The following table and chart present the 10 most damaging events from the perspective of injuries.
## EVTYPE injuries
## 758 TORNADO 36814
## 779 TSTM WIND 6957
## 154 FLOOD 6789
## 116 EXCESSIVE HEAT 6525
## 418 LIGHTNING 5230
## 243 HEAT 2100
## 387 ICE STORM 1975
## 138 FLASH FLOOD 1777
## 685 THUNDERSTORM WIND 1488
## 212 HAIL 1361
## Make the barchart
ggplot(forchart2, aes(x = factor(forchart2$EVTYPE), y = forchart2$value, fill =
variable)) + geom_bar(stat = "identity", position = "dodge") + theme(axis.text.x
= element_text(angle = -270), plot.title = element_text(face = "bold")) +
labs(x = "Weather event", y = "Number of injuries") + theme(legend.position =
"none") + ggtitle("Injuries")
The event with the highest number of injuries during the last 30 years of the dataset was TORNADO.

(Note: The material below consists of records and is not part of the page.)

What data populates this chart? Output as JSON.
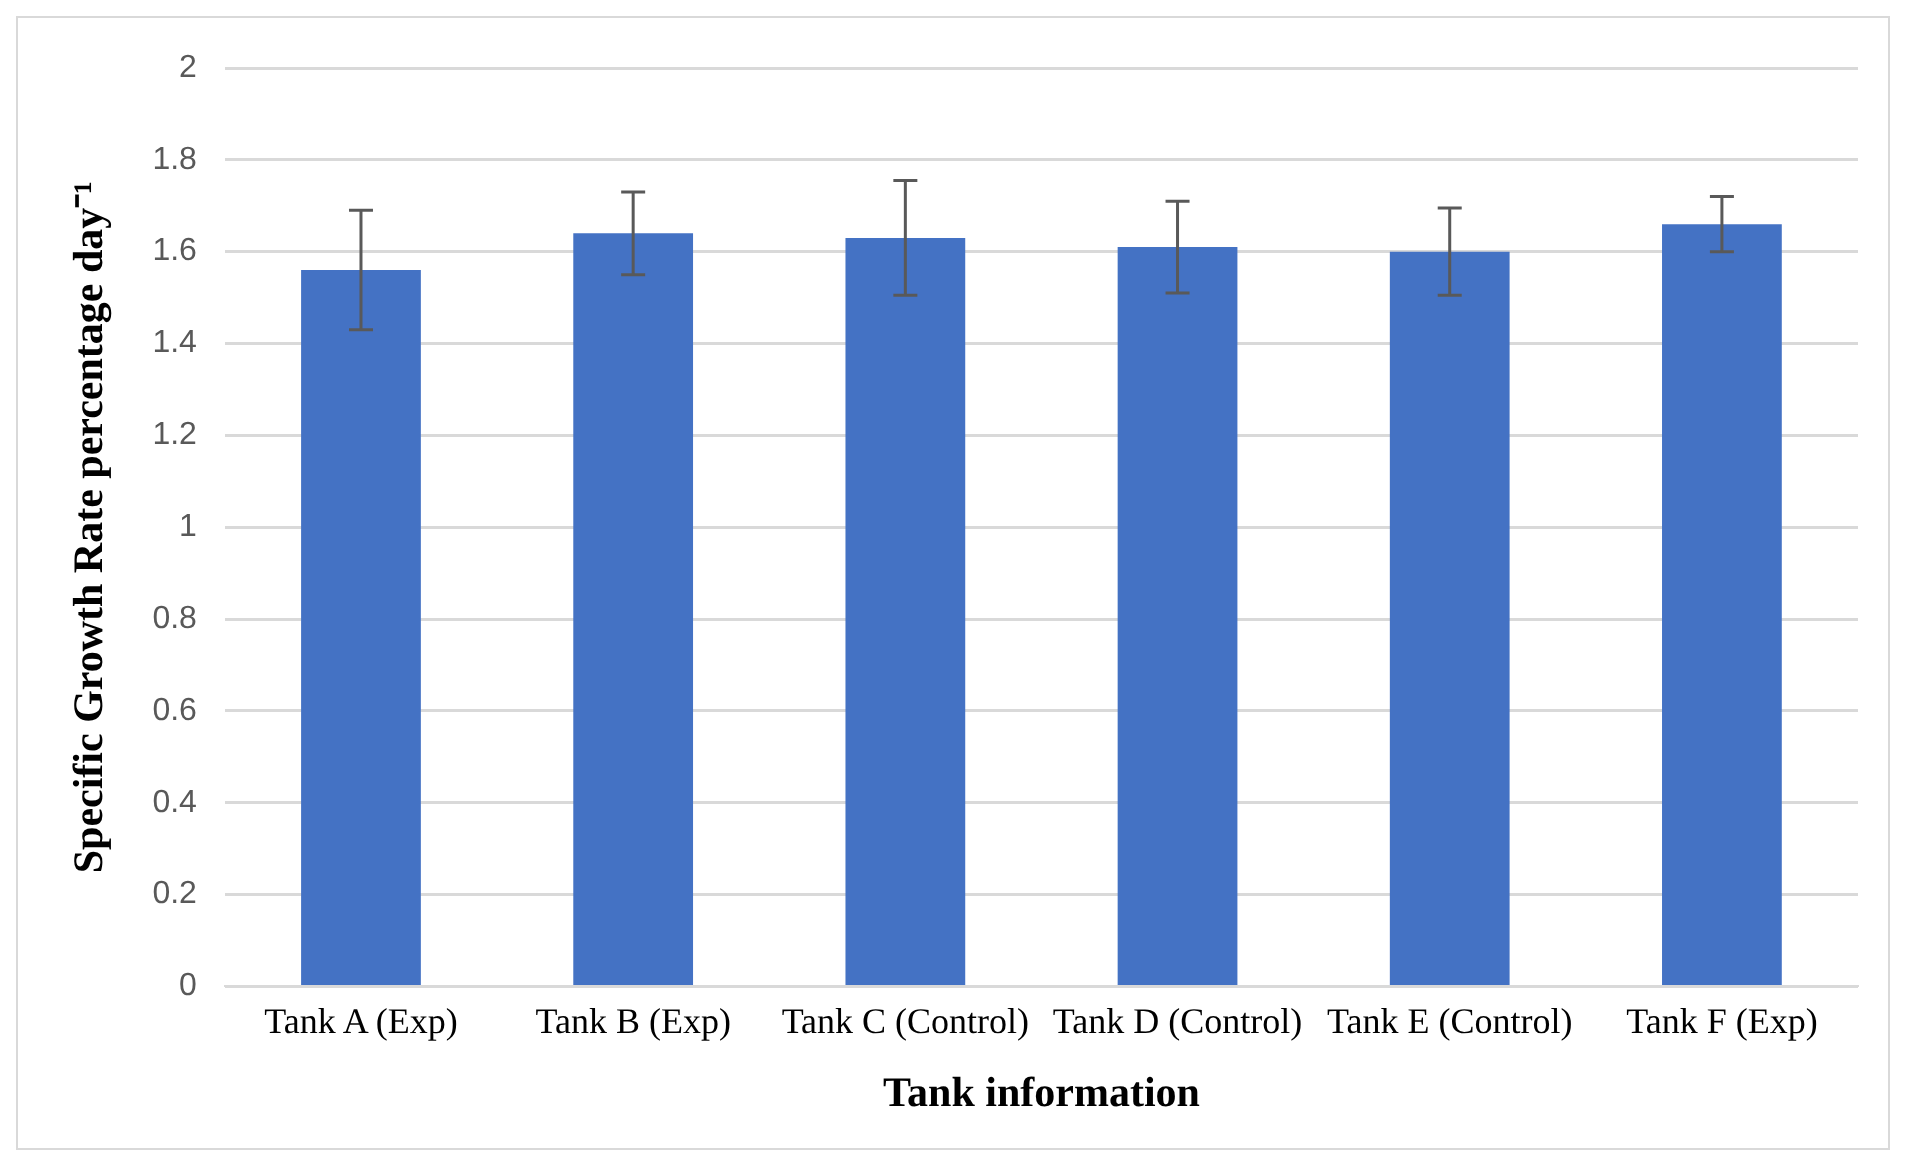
{
  "chart_data": {
    "type": "bar",
    "xlabel": "Tank information",
    "ylabel": "Specific Growth Rate percentage day⁻¹",
    "categories": [
      "Tank A (Exp)",
      "Tank B (Exp)",
      "Tank C (Control)",
      "Tank D (Control)",
      "Tank E (Control)",
      "Tank F (Exp)"
    ],
    "values": [
      1.56,
      1.64,
      1.63,
      1.61,
      1.6,
      1.66
    ],
    "errors": [
      0.13,
      0.09,
      0.125,
      0.1,
      0.095,
      0.06
    ],
    "color": "#4472c4",
    "ylim": [
      0,
      2
    ],
    "yticks": [
      0,
      0.2,
      0.4,
      0.6,
      0.8,
      1,
      1.2,
      1.4,
      1.6,
      1.8,
      2
    ],
    "grid": "y",
    "legend": false
  }
}
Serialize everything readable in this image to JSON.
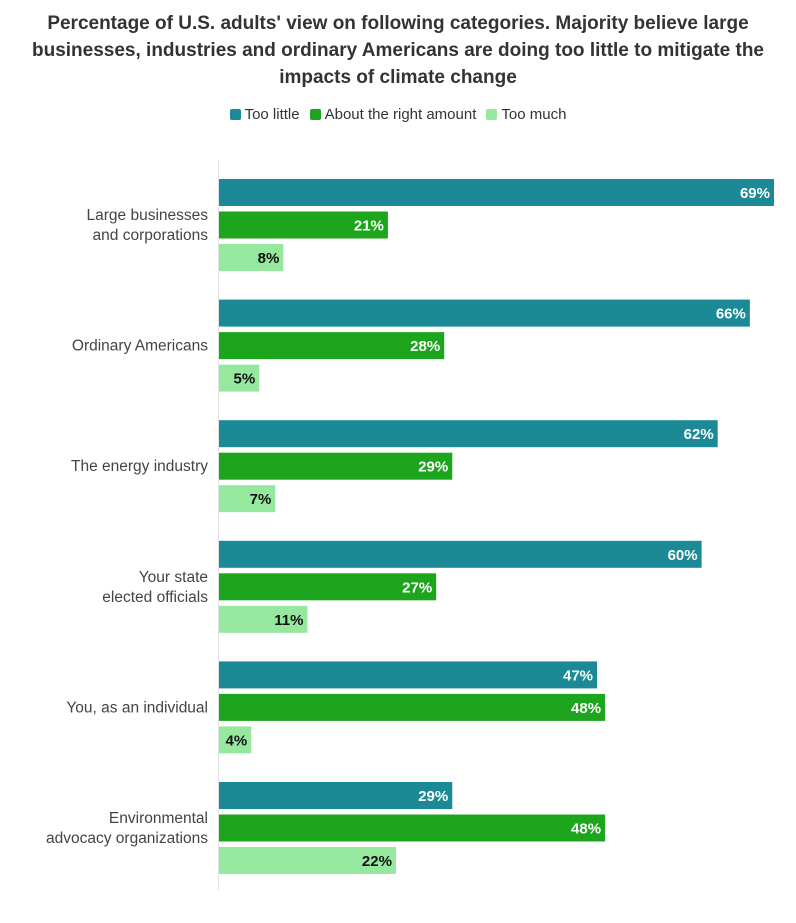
{
  "chart_data": {
    "type": "bar",
    "orientation": "horizontal",
    "title": "Percentage of U.S. adults' view on following categories. Majority believe large businesses, industries and ordinary Americans are doing too little to mitigate the impacts of climate change",
    "categories": [
      "Large businesses and corporations",
      "Ordinary Americans",
      "The energy industry",
      "Your state elected officials",
      "You, as an individual",
      "Environmental advocacy organizations"
    ],
    "series": [
      {
        "name": "Too little",
        "values": [
          69,
          66,
          62,
          60,
          47,
          29
        ],
        "color": "#1b8a96",
        "label_color": "#ffffff"
      },
      {
        "name": "About the right amount",
        "values": [
          21,
          28,
          29,
          27,
          48,
          48
        ],
        "color": "#1ea51e",
        "label_color": "#ffffff"
      },
      {
        "name": "Too much",
        "values": [
          8,
          5,
          7,
          11,
          4,
          22
        ],
        "color": "#96e89e",
        "label_color": "#111111"
      }
    ],
    "value_suffix": "%",
    "xlim": [
      0,
      69
    ],
    "legend_position": "top",
    "grid": false
  }
}
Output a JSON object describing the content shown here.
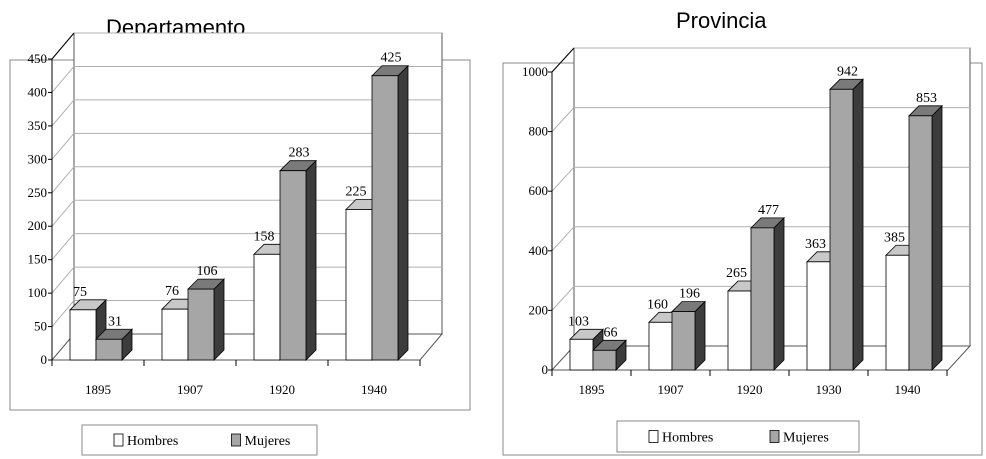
{
  "chart_data": [
    {
      "type": "bar",
      "title": "Departamento",
      "categories": [
        "1895",
        "1907",
        "1920",
        "1940"
      ],
      "series": [
        {
          "name": "Hombres",
          "values": [
            75,
            76,
            158,
            225
          ]
        },
        {
          "name": "Mujeres",
          "values": [
            31,
            106,
            283,
            425
          ]
        }
      ],
      "ylim": [
        0,
        450
      ],
      "yticks": [
        "0",
        "50",
        "100",
        "150",
        "200",
        "250",
        "300",
        "350",
        "400",
        "450"
      ],
      "legend_position": "bottom",
      "grid": true,
      "three_d": true
    },
    {
      "type": "bar",
      "title": "Provincia",
      "categories": [
        "1895",
        "1907",
        "1920",
        "1930",
        "1940"
      ],
      "series": [
        {
          "name": "Hombres",
          "values": [
            103,
            160,
            265,
            363,
            385
          ]
        },
        {
          "name": "Mujeres",
          "values": [
            66,
            196,
            477,
            942,
            853
          ]
        }
      ],
      "ylim": [
        0,
        1000
      ],
      "yticks": [
        "0",
        "200",
        "400",
        "600",
        "800",
        "1000"
      ],
      "legend_position": "bottom",
      "grid": true,
      "three_d": true
    }
  ],
  "colors": {
    "hombres_front": "#ffffff",
    "mujeres_front": "#a6a6a6",
    "mujeres_top": "#7a7a7a",
    "hombres_top": "#c8c8c8",
    "side": "#3c3c3c",
    "grid": "#b0b0b0"
  }
}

To sum up, TORNADO seems to be the most damaging event from the perspective of public health.
Question 2: Economic damage
The following table and chart present the 10 most damaging events from the perspective of economic damage.
## EVTYPE cropdmg propdmg totaldamage
## 154 FLOOD 5661968450 144657709807 150319678257
## 372 HURRICANE/TYPHOON 2607872800 69305840000 71913712800
## 599 STORM SURGE 5000 43323536000 43323541000
## 758 TORNADO 414953110 41485762374 41900715484
## 212 HAIL 3025954453 15732267427 18758221880
## 138 FLASH FLOOD 1421317100 16140812294 17562129394
## 84 DROUGHT 13972566000 1046106000 15018672000
## 363 HURRICANE 2741910000 11868319010 14610229010
## 529 RIVER FLOOD 5029459000 5118945500 10148404500
## 387 ICE STORM 5022113500 3944927810 8967041310
## Make the barchart
ggplot(forchart3, aes(x = factor(forchart3$EVTYPE), y = forchart3$value, fill =
variable)) + geom_bar(stat = "identity") + theme(axis.text.x = element_text(
angle = -270), plot.title = element_text(face = "bold")) + labs(x =
"Weather event", y = "Economic damage (USD)") + scale_fill_discrete(name = "Type of
damage", labels = c("Crop", "Property")) + theme(legend.position = "top") +
ggtitle("Economic impact")
The event with the highest economic damage during the last 30 years of the dataset was by FLOODS.